Author ORCID Identifier

https://orcid.org/0009-0008-9566-9837

Semester

Spring

Date of Graduation

2023

Document Type

Thesis

Degree Type

MA

College

College of Creative Arts

Department

Art Education

Committee Chair

Terese Giobbia, Ph.D

Committee Member

Annie McFarland, Ph.D, ATR-BC

Committee Member

Patrick L. Jones, MA, MFA

Abstract

Preparing elementary school students to succeed in a learning environment that was significantly transformed by a global pandemic will require a major investment in new curricula that focuses more on social and emotional learning and less on standards that primarily emphasize just knowing and doing. This research investigates how the implementation of social emotional learning and SEL-based art activities in the art classroom can help to lower student stress levels in the elementary school art classroom. By providing learners with an opportunity to grow socially and emotionally, teachers may help students understand their feelings and use artmaking as a way to help better understand, adapt, and relieve stressful emotions.

Across the United States, educators are seeing a rise in the mental health crisis and need for more Social and Emotional Learning being implemented into the curriculum. The need for SEL implementation in schools and students needing help regulating and working through their emotions has been heightened by the COVID 19 pandemic and the virtual schooling over the last two years. Students are having trouble managing, expressing, and regulating their emotions because students are more stressed than ever before. Studies have shown that including SEL into the curriculum has benefited students and evidence that supports SEL practices being implemented in the art education classroom. There are still gaps in research with much of the research following SEL in the fine arts classroom focusing around music, dance and theater, and little written about the implementation in the art classroom. While there are some SEL art curriculums written, like Art with Heart, there is a gap in research backing up SEL-centered art curriculums.

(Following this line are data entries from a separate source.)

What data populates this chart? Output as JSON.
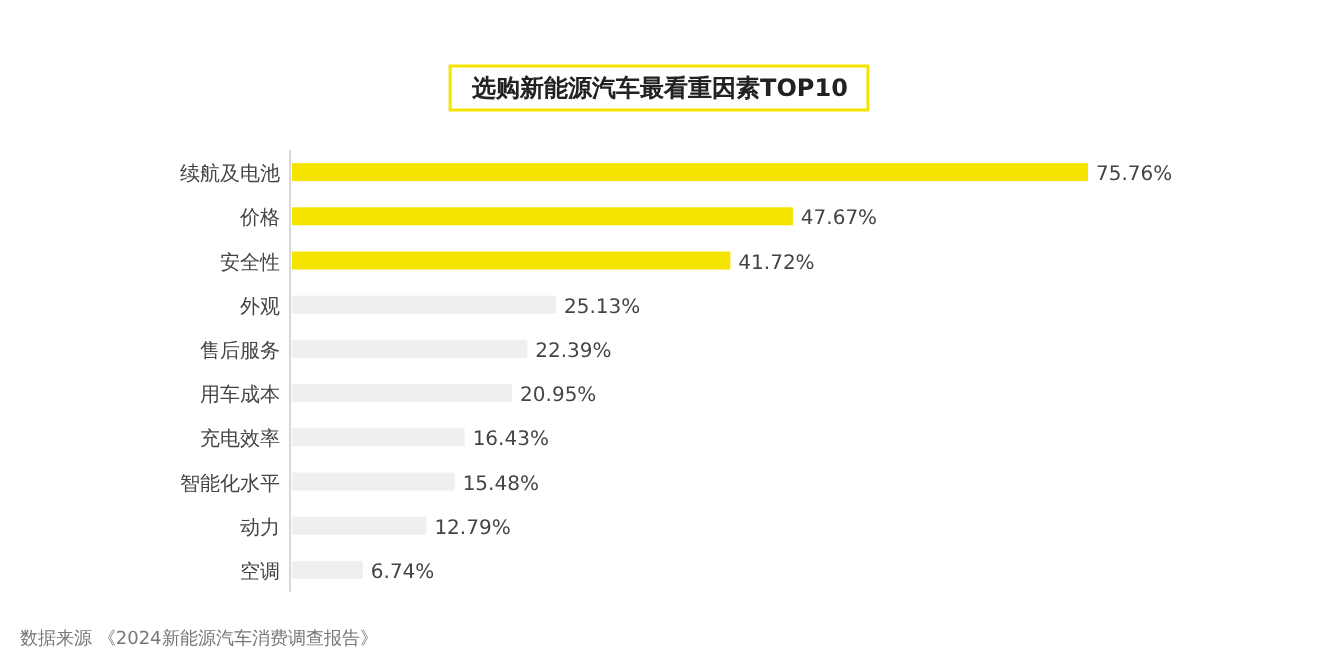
{
  "chart_data": {
    "type": "bar",
    "orientation": "horizontal",
    "title": "选购新能源汽车最看重因素TOP10",
    "categories": [
      "续航及电池",
      "价格",
      "安全性",
      "外观",
      "售后服务",
      "用车成本",
      "充电效率",
      "智能化水平",
      "动力",
      "空调"
    ],
    "values": [
      75.76,
      47.67,
      41.72,
      25.13,
      22.39,
      20.95,
      16.43,
      15.48,
      12.79,
      6.74
    ],
    "colors": [
      "#f5e300",
      "#f5e300",
      "#f5e300",
      "#efefef",
      "#efefef",
      "#efefef",
      "#efefef",
      "#efefef",
      "#efefef",
      "#efefef"
    ],
    "value_labels": [
      "75.76%",
      "47.67%",
      "41.72%",
      "25.13%",
      "22.39%",
      "20.95%",
      "16.43%",
      "15.48%",
      "12.79%",
      "6.74%"
    ],
    "annotations": [
      "数据来源  《2024新能源汽车消费调查报告》"
    ]
  }
}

This mixed methods study promotes the implementation of SEL art curriculum and how it can help reduce stress in students. This research centers around four case studies focusing on SEL completed in first, fourth and sixth grade art classrooms. Finally, this research examines the benefits to implementing an art curriculum focusing on SEL to promote stress reduction in students and help students to begin to regulate and manage their emotions in the school setting.